How Search Engines Work
We are always searching for new ways to optimize websites for search engines to crawl them. Countless hours are spent learning about updates on the elusive algorithm or current trends in how many characters your Meta should be. We do this because organic search results are one of the most competitive markets out there. What some people don’t realize is that the search engines really only account for about 0.03% of what is actually on the Internet. This means that 550 million domains are competing each day for the user’s attention in search results. It is important for businesses that are growing on the Internet to understand this because it puts into perspective the amount of work that should go into optimizing a website for the search engines.
The Indexing Process
The Web is made up of 60 trillion individual pages and search engines use what we call “spiders” to crawl each one of them. When each page of a website is crawled, it is categorized by the main keyword it focuses on. Then, the search engines store all of this data in a giant virtual filing cabinet called the index.
From this index, the search engines can rank results for search queries using an algorithm that contains over 200 parameters. All of this sounds pretty technical, but there are even more details to consider, like what search engines can and cannot see!
What Search Engines Can’t See…
Search engines only see text; they don’t read a page like the typical user would. If a page is created and not optimized, there is a chance that a search engine will not be able to see it. Anything that search engines can’t reach is part of the deep web. Below are some examples of this.

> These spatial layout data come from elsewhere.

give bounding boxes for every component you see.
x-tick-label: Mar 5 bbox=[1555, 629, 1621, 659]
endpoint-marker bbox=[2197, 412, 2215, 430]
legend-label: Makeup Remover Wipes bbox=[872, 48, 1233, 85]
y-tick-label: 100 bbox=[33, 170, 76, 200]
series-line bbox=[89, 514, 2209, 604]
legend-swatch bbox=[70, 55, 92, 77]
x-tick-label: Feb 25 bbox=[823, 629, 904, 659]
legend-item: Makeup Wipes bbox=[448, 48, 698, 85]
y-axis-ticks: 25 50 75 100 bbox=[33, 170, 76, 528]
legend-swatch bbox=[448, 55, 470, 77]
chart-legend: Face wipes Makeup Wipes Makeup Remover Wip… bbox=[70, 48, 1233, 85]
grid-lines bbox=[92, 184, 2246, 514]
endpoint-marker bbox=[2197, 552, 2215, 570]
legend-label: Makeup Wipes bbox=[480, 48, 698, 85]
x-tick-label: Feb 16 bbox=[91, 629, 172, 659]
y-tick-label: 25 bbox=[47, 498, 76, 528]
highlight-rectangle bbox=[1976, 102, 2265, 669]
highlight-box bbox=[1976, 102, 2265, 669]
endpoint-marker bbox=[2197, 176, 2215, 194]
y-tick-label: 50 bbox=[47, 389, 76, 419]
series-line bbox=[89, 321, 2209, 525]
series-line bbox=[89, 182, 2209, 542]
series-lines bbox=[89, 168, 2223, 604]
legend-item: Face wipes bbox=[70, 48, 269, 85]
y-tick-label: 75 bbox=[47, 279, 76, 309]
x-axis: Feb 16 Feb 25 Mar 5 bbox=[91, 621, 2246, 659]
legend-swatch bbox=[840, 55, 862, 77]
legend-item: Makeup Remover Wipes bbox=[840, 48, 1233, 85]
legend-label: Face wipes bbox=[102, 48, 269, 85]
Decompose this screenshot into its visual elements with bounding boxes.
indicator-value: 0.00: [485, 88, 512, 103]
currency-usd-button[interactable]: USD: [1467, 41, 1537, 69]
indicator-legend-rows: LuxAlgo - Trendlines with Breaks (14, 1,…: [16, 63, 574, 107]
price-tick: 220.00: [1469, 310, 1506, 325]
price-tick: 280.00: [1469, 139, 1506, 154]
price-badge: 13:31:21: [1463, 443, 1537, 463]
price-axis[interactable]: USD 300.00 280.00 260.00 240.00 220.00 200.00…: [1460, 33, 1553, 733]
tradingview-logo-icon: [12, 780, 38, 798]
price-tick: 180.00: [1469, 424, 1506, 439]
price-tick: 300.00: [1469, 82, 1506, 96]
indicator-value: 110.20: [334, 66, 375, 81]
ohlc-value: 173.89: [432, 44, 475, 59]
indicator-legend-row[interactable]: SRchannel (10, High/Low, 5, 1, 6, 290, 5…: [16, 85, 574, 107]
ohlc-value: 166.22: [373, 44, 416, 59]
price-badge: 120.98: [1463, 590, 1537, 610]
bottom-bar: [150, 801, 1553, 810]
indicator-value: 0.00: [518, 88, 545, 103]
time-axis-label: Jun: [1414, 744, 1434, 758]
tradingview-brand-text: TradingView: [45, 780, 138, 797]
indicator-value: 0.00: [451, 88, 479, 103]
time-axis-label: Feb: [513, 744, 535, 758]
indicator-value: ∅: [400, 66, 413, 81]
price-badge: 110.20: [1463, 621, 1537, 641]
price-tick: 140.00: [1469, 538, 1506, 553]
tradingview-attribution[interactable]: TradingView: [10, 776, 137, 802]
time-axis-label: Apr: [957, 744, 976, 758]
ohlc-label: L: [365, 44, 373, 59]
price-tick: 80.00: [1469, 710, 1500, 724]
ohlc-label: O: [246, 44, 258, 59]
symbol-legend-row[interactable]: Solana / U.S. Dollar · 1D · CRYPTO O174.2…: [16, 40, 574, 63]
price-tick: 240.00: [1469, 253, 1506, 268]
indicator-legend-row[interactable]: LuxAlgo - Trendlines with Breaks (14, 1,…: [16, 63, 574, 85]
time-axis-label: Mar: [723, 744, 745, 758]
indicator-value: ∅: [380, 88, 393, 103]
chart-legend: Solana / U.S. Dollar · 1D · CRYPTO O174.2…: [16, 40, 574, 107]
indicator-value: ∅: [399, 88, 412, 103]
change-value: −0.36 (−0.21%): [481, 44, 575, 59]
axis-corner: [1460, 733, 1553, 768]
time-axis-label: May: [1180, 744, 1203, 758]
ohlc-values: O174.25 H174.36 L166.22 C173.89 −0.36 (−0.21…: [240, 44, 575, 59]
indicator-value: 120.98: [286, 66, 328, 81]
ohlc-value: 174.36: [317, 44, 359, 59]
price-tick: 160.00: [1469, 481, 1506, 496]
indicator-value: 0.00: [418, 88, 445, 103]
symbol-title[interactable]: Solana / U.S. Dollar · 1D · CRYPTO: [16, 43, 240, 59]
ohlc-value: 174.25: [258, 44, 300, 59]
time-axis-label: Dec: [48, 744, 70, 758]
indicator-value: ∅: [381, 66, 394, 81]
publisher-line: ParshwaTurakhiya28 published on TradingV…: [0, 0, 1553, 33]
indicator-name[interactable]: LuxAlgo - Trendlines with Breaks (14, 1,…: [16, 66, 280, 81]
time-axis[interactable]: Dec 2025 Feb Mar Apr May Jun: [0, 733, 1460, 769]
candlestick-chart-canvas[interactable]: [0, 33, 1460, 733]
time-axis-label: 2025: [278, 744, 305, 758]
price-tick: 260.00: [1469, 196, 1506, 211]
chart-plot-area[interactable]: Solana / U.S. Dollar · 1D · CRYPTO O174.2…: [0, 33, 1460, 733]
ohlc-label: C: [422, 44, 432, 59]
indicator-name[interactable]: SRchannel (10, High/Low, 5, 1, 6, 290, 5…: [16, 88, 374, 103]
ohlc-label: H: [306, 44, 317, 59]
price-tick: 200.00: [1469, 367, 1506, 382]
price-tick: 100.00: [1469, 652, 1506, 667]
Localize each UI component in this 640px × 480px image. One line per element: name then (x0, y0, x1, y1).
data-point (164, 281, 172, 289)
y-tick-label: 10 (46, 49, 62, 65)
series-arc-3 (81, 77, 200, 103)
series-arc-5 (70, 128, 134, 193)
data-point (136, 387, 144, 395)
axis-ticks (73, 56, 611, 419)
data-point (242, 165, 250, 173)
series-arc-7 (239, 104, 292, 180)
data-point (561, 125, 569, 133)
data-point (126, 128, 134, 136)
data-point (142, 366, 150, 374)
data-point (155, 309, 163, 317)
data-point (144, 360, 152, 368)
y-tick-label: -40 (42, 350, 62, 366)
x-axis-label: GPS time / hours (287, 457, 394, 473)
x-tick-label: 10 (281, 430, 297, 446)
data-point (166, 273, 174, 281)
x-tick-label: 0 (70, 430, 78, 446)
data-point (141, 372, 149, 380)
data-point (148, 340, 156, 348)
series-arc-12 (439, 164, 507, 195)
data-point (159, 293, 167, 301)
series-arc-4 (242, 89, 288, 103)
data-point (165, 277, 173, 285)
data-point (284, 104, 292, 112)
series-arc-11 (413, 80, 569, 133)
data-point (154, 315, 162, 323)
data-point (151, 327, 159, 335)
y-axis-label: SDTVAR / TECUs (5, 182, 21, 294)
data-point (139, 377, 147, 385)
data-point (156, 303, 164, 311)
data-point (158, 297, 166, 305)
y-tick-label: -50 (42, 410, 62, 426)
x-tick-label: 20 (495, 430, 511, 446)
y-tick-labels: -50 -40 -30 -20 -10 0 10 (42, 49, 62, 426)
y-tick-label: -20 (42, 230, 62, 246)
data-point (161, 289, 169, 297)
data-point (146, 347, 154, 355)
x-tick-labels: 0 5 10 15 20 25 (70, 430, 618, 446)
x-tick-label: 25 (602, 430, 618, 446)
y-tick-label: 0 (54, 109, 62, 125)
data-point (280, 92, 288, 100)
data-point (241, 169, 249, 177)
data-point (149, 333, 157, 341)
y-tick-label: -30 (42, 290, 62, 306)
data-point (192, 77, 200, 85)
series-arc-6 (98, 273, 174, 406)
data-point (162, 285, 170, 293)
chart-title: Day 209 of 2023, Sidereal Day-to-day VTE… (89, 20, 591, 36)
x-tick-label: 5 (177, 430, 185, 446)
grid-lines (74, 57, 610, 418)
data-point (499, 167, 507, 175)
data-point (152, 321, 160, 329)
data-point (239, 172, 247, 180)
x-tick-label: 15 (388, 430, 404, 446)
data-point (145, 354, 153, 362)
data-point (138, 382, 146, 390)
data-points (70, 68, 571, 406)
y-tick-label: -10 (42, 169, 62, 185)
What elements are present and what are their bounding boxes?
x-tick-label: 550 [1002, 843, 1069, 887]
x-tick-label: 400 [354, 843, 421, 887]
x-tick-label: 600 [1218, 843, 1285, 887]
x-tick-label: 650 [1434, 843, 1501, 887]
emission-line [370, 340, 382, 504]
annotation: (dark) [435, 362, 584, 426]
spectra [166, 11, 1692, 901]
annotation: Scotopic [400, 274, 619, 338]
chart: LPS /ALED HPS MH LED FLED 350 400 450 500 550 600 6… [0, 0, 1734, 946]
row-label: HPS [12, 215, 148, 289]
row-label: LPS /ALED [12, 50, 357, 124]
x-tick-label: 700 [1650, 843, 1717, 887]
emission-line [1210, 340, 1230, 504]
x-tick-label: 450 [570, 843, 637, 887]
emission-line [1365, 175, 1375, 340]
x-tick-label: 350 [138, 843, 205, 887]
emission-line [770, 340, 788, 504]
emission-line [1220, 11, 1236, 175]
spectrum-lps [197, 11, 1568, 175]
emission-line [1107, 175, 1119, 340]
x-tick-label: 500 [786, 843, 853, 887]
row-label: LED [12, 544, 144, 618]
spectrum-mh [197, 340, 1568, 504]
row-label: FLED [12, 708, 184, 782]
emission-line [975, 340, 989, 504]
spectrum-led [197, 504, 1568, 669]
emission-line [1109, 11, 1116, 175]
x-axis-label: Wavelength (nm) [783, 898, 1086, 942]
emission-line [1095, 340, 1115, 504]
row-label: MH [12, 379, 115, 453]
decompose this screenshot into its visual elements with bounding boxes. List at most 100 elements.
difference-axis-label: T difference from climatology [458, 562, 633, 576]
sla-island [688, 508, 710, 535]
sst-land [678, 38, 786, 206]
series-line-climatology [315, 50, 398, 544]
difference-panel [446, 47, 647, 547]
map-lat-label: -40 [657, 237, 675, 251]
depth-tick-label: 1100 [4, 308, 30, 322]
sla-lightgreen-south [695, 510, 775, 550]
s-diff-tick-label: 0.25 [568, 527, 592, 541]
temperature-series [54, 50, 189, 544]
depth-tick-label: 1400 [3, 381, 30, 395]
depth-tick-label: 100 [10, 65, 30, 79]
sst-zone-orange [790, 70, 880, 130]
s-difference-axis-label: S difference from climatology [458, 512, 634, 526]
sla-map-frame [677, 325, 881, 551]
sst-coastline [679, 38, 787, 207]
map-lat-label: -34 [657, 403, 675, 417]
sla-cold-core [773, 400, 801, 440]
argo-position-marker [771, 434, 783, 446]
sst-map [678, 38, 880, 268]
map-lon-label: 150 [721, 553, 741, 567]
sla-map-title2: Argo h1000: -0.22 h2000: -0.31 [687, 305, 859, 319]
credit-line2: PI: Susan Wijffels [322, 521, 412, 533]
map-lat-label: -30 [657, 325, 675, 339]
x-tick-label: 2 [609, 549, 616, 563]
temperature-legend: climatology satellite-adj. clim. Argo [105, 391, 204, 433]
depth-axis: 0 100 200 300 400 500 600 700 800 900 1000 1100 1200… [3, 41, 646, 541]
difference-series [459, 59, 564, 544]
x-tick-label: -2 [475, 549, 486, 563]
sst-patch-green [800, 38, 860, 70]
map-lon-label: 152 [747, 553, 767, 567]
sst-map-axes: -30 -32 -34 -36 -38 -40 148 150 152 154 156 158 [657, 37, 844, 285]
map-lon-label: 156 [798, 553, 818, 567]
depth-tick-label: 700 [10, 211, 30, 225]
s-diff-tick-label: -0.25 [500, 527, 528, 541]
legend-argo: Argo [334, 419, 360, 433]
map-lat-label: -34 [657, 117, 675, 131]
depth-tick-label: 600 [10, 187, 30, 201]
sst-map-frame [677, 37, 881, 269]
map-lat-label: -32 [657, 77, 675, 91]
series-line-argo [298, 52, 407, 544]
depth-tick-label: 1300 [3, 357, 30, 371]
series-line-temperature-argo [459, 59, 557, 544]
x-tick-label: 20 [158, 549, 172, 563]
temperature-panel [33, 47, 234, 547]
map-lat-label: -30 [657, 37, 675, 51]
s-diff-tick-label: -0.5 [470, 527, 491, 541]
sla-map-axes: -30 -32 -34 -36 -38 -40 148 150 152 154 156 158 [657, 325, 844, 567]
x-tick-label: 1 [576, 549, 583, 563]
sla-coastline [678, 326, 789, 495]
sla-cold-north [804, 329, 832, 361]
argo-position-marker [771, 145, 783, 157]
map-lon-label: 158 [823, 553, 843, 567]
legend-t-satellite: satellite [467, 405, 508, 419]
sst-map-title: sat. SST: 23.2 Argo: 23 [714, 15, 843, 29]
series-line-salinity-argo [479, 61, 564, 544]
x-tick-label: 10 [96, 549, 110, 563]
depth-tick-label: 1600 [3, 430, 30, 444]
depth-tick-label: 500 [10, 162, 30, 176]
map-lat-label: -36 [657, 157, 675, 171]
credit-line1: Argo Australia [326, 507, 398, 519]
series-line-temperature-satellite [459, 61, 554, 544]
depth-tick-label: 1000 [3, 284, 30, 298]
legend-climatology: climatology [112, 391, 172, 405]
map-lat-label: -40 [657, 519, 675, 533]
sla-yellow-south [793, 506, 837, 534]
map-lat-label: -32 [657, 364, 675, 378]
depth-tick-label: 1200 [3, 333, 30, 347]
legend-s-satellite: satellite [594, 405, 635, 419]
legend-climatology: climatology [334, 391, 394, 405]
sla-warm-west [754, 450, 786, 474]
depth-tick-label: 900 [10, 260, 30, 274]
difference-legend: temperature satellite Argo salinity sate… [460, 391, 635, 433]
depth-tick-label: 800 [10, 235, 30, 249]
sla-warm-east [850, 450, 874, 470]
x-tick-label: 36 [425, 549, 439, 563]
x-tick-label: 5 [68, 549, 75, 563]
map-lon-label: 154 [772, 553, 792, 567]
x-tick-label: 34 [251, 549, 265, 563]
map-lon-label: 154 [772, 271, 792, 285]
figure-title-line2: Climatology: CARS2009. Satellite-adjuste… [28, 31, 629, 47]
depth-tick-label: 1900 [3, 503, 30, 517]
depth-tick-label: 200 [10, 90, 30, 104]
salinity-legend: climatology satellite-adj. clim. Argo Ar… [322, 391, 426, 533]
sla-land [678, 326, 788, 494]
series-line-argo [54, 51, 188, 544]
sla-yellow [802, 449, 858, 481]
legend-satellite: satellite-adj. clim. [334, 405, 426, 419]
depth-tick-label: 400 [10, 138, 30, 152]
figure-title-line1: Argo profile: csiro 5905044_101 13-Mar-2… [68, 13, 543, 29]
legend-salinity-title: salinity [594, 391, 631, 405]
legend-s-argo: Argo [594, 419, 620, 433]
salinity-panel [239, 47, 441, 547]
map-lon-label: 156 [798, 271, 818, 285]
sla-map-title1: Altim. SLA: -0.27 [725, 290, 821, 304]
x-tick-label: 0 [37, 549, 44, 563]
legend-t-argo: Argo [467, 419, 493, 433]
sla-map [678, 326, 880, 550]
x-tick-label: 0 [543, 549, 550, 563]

- Password-protected pages like online banking logins are not reachable for search engines.
- Form-controlled entries are like roadblocks for search engines. Examples of a form-controlled entries include job applications or contact forms submissions.
- Paywall-controlled entries are similar to form-controlled entries, but you have to pay to access the particular source. Online books or journal may use paywall-controlled entries.
- Pages without hyperlinks can’t be found by search engines.
- Hidden pages like unpublished blog posts are not visible at all to search engines.
- Adobe Flash pages are not search engine-friendly and usually can’t be seen correctly by search engines.
- Images will always need ALT tags for search engines to see them.
- Robots exclusions are ways to intentionally tell search engines to block a page from being indexed. These files can be set up by classifying a page with a “no follow” command.
Can Search Engines See My Site?
After discussing all of this, it may seem like the search engines will never find your site—but have no fear! Thankfully, there are tons of ways you can optimize your pages so that search engines, like Google and Bing, can find you. The following are some best practices for optimization.
- Write for the user, not the search engine. Search engines are looking to please the user, so when they see that your site and content are structured to do so, they give you popularity points.
- Make every page reachable from at least one link. Always provide the user with an outlet for more information by linking to other pages in your content. Also, try to get inbound links from industry-related directories and other reliable sources.
- Serve up useful information. Focus on one keyword per page and make the content interesting and helpful to the user who would be reading it.
- Use human-friendly URLs. If your URL is clear and correlates with the content on the page, it will be easier for search engines to line up the information. Avoid strange characters as much as possible.
- Update your Meta data. Your Meta description and Meta titles matter. Make sure they are unique, the correct length and directly relate to the content on the corresponding page.
Businesses are competing every day to attract users from organic search results. The most important thing to remember is that search engine optimization is an investment. You must continually perform these best practices and stay up to date with the latest algorithm updates to stay afloat.